Bereits von den meisten Stationen der Überfahrt schrieb Marianne Reyersbach an Werner Besch und teilt ihm ihre Erlebnisse und Beobachtungen mit. Später schildert sie das Leben in Guatemala, sowohl in der Hauptstadt als auch auf der Finca, in der sich die Emigrantin aus Cottbus in einem von indigenen LandarbeiterInnen geprägten Milieu wiederfand. Da das tropische Klima den Frauen nicht besonders bekam und Henriette nach einem schweren Reitunfall intensive medizinische Behandlung benötigte, lebten die drei Frauen immer wieder für längere Zeit in Guatemala-Stadt, lernten also zwei sehr unterschiedliche Facetten der Realität ihres Exillandes kennen.

Das Buch „Ein Zimmer in den Tropen“ ist gleich in mehrfacher Hinsicht bemerkenswert. Zum einen sind vergleichsweise wenige Briefsammlungen, in denen jüdische Flüchtlinge Vertrauten in Deutschland ihre Erfahrungen in den Zufluchtsländern schildern, erhalten geblieben. Viele Deutsche wollten keinen Briefkontakt zu emigrierten Juden und Jüdinnen. Wenn die AdressatInnen selbst jüdischer Herkunft waren, flohen sie später ebenfalls aus Deutschland oder wurden Opfer des Holocaust. Zudem gibt es nur wenige Exilzeugnisse aus Guatemala, weil überhaupt nur eine sehr kleine Zahl von EmigrantInnen aus Nazideutschland dort hinkam. Die Briefe des in Deutschland gebliebenen und 1944 als Wehrmachtsangehöriger in Polen gestorbenen Werner Besch an die Freundin in Guatemala sind leider nicht erhalten.
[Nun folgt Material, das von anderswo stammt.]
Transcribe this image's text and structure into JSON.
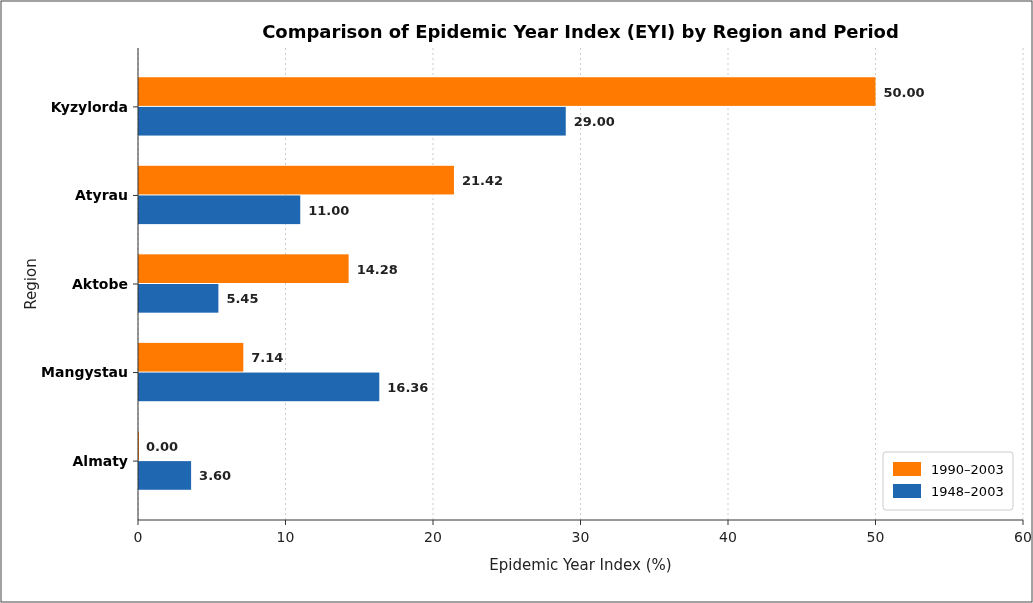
{
  "chart_data": {
    "type": "bar",
    "orientation": "horizontal",
    "title": "Comparison of Epidemic Year Index (EYI) by Region and Period",
    "xlabel": "Epidemic Year Index (%)",
    "ylabel": "Region",
    "categories": [
      "Kyzylorda",
      "Atyrau",
      "Aktobe",
      "Mangystau",
      "Almaty"
    ],
    "series": [
      {
        "name": "1990–2003",
        "color": "#ff7a00",
        "values": [
          50,
          21.42,
          14.28,
          7.14,
          0
        ],
        "value_labels": [
          "50.00",
          "21.42",
          "14.28",
          "7.14",
          "0.00"
        ]
      },
      {
        "name": "1948–2003",
        "color": "#1f67b1",
        "values": [
          29,
          11,
          5.45,
          16.36,
          3.6
        ],
        "value_labels": [
          "29.00",
          "11.00",
          "5.45",
          "16.36",
          "3.60"
        ]
      }
    ],
    "xlim": [
      0,
      60
    ],
    "xticks": [
      0,
      10,
      20,
      30,
      40,
      50,
      60
    ],
    "grid": "x",
    "legend": "bottom right"
  }
}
Lesenswert ist das Buch auch deshalb, weil Marianne Reyersbach ihre Umwelt sehr genau beobachtet und das in ihren Briefen gut vermitteln konnte. Obwohl sie sich der Postkontrolle in Nazideutschland bewusst war und immer genau überlegen musste, was sie schreiben konnte, ohne den Freund oder in Deutschland zurückgebliebene Verwandte in Schwierigkeiten zu bringen, berichtet sie sehr lebendig und anschaulich über ihre Erlebnisse und Begegnungen in dem fremden Exilland. Natürlich verzichtete sie auf politische Wertungen, was wohl auch ihrem Naturell entsprach.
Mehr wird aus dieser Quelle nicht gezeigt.